This isn’t a story about that infamous space alien who sees battling other warriors as some kind of sport.
This is a story about the real life ecosystems of our planet and the unsung heroes that keep them in balance… Predators.
A recent study has found that one of the biggest destroyers of our environment has been mans constant eradication of top predators.
It has been proven that predators play a significant role in the maintenance of delicate ecosystems by controlling populations of other animals that have a flow on effect within the environment.
One such example is when deer populations got out of control in a national park. The flora of the park started to suffer as the animals feasted, unfettered upon the grasses.
This feasting had a flow on effect to other plants that depended on the thatch of the grass to germinate their seeds.
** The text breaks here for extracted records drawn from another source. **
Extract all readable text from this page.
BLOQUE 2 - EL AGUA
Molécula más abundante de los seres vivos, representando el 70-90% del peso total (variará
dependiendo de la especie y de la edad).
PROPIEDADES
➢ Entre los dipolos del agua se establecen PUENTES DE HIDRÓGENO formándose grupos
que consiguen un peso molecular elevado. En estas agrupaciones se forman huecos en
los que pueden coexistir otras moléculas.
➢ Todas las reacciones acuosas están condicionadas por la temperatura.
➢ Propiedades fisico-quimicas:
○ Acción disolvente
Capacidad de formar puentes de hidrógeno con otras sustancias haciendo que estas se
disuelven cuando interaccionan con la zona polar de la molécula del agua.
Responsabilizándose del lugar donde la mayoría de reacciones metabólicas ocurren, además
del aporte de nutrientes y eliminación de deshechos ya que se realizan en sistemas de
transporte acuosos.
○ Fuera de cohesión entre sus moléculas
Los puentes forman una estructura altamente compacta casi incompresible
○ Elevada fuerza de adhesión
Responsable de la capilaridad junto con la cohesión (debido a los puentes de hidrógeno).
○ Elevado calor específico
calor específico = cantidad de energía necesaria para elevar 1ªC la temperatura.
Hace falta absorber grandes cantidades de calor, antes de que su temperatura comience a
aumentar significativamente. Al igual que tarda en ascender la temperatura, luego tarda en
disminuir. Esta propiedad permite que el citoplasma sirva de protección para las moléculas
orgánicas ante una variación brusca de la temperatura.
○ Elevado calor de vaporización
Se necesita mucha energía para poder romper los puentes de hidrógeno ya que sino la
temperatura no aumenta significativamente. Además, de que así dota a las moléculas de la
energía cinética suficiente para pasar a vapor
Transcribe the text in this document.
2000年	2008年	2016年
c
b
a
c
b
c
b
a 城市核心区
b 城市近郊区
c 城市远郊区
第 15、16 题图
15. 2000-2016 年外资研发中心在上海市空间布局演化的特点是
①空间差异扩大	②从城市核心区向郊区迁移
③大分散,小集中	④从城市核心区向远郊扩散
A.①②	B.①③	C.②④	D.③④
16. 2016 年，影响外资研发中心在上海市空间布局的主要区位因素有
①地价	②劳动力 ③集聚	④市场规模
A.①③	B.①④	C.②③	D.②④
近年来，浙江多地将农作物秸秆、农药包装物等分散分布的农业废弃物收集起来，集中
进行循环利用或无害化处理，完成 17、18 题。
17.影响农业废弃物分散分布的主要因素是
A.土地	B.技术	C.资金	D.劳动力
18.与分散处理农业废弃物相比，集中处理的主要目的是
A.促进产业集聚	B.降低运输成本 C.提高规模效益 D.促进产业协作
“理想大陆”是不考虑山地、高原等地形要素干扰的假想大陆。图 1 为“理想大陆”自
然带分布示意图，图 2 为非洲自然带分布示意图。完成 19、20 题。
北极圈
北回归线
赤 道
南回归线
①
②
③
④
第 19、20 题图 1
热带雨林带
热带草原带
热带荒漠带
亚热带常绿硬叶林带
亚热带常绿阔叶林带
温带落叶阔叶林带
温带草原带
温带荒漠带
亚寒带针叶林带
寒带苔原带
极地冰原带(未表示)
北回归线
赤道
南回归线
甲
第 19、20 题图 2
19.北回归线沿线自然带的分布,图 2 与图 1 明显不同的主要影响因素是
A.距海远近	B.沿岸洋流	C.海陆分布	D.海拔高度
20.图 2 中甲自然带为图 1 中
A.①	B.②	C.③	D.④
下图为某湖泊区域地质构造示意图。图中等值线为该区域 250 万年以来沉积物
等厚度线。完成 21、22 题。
The tree population dwindled and then other species such as beavers left the area.
Once the top predators in the food chain where reintroduced, within a decade the delicate balance was starting to restore itself to its original state.
The beavers returned and started building damns, the fish returned and started making fish, the bears returned and started eating fish and so on and so forth!
Humans have not always been the dominant species on earth.
For millions of years before our arrival, predators like wolves, bears and big cats were the creatures at the top of the food chain that nothing could touch.
Over the years humans have trapped, caged and killed predators, and now ecosystems across the world are notable by the absence of these animals. The wild is no longer truly wild.
A growing number of scientists think that this has been a mistake.
They see predators not as dispensable, ruthless killers, but an essential component of healthy ecosystems – which is why they want to put them back in to the wild.
But the modern world is not predator-friendly. Urbanisation and road building, which can fence animals in, have made it difficult for predators to avoid genetic problems due to inbreeding.